Validation ITCM-2-SNOW prototype :

• Target date for prototype evaluation : 22-Oct. 14:00

• Assumption: LAS will still exist and will be the starting point. It is also the place pointing the Operators to procedures (as today).

• The validation will follow three essential steps:

  1. Analysis of the use cases, verification of listed points in a demo session, collect new issues
  2. Review criteria, define essential requirements and showstoppers discovered during the use cases analysis
  3. Have all essential aspects solved, agree on a list of enhancements (and timescale)

• Comparison of the resulted tickets from both Remedy and ITCM-2-SNOW during the test period (no issue forgotten). Agreed (Ivan to implement duplicate feature, Zhechka to do comparison).
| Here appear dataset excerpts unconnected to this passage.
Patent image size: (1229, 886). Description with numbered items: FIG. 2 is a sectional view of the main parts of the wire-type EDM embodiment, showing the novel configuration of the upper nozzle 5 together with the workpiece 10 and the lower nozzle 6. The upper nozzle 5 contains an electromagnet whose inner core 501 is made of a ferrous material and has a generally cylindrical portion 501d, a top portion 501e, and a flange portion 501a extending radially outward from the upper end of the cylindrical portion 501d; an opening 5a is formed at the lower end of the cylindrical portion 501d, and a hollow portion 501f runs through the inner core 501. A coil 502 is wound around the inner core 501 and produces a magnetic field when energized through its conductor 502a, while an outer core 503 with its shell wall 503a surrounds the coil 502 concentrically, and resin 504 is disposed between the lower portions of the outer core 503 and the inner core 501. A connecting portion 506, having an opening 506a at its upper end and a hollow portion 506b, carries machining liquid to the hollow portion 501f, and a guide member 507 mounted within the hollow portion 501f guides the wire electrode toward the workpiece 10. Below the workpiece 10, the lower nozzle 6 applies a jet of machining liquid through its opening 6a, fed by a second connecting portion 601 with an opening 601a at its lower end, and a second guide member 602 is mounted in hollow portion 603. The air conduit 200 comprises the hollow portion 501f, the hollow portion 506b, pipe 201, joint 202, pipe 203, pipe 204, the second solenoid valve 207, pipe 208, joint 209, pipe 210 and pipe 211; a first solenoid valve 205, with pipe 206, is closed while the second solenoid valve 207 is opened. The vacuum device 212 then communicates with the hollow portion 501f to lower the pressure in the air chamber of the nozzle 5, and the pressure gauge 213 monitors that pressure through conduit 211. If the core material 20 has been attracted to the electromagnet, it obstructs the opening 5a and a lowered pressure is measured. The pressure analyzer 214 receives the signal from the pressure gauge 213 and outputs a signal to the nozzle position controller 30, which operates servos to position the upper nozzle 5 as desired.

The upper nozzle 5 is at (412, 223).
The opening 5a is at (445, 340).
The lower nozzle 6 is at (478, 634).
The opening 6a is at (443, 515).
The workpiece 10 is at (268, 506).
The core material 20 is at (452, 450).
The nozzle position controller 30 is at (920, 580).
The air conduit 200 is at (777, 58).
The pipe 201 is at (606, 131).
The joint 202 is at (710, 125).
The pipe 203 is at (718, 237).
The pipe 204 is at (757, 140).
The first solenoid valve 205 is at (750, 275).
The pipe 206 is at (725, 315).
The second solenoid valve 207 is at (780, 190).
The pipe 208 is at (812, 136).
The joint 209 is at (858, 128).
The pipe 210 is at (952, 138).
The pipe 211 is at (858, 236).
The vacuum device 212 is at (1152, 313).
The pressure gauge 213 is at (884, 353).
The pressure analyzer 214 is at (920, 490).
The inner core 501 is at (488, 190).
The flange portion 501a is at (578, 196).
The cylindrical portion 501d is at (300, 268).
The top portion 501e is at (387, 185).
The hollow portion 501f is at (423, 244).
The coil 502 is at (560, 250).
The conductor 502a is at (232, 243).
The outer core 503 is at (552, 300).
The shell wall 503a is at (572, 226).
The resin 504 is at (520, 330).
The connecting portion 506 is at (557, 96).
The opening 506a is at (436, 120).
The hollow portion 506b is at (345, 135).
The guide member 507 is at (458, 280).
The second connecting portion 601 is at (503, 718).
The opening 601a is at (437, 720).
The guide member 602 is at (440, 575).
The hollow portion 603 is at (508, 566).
• Migration of remaining ITCM tickets once ITCM-2-Snow will be production: will depend on how many are still unclosed (options: terminate them in Remedy, manual import –if few, bulk import –if many).

Criteria for validation:

1) Use cases : full chain check of use cases for Operators

  1. a) DONE Incident created manually by Operator (work log) decided to go with a RQF, maybe even using templates when convenient
    1. ALERT! For a non-host entity (goods reception,…) a list of categories must be provided by Anhony Grossir
    2. DONE Automatically closed (pure “log-only”) manual (and immediate) completion as for any other RQF
  2. b) Alarm creating (from LAS) a log-only for Operator, followed up by him.
    1. DONE What’s not dealt with yet? a predefined view already exist ⇒ (which one)
    2. DONE Anything going-on with this machine? (i.e. other open tickets existing?) the history of a machine is available ⇒ (how?)
    3. Apply procedure if any and:
      1. DONE Fixed ⇒ Close case ⇒ go Resolved and in solution: as per procedure. envisage a template
      2. DONE Not fixed ⇒ Escalate ⇒ change FE: easiest is to start typing Sys Admin and the proposal comes immediately.
  3. c) Alarm creating a log-only for Operator, needs escalation, depends on “contract type”:
    1. DONE to Service Manager, ⇒ send an email (letter icon), ALERT! proposed recipient will be taken from CI
    2. DONE to SysAdmins (ALERT! if machine managed by them):
      1. DONE as “standard” ⇒ change FE: easiest is to start typing Sys Admin and the proposal comes immediately.
      2. DONE as “piquet call” ALERT! the category will be used to flag a Piquet call to be implemented
        1. ALERT! only the Operator can set it ⇒ no, any member of the FE can alter it, but all changes are tracked. See Note 1 .
        2. HELP SAO management can also set/unset it (to correct obvious mistakes) ⇒ yes, but for the same reason: in same FE
        3. DONE Tracking of this type of ticket should be easy ALERT! provided it is not re-assigned to another FE
        4. ALERT! Depends (still) on importance of machines (visible to Operators/SM/SA? Xmas rules!) ⇒ no, but will have to even in long term as critical/non-critical importance will remain

Note 1 : from the Administrative Circular No 23:

The Head of Department ... shall designate the persons authorised to call out 
members of the personnel on stand-by duty to deal with an emergency.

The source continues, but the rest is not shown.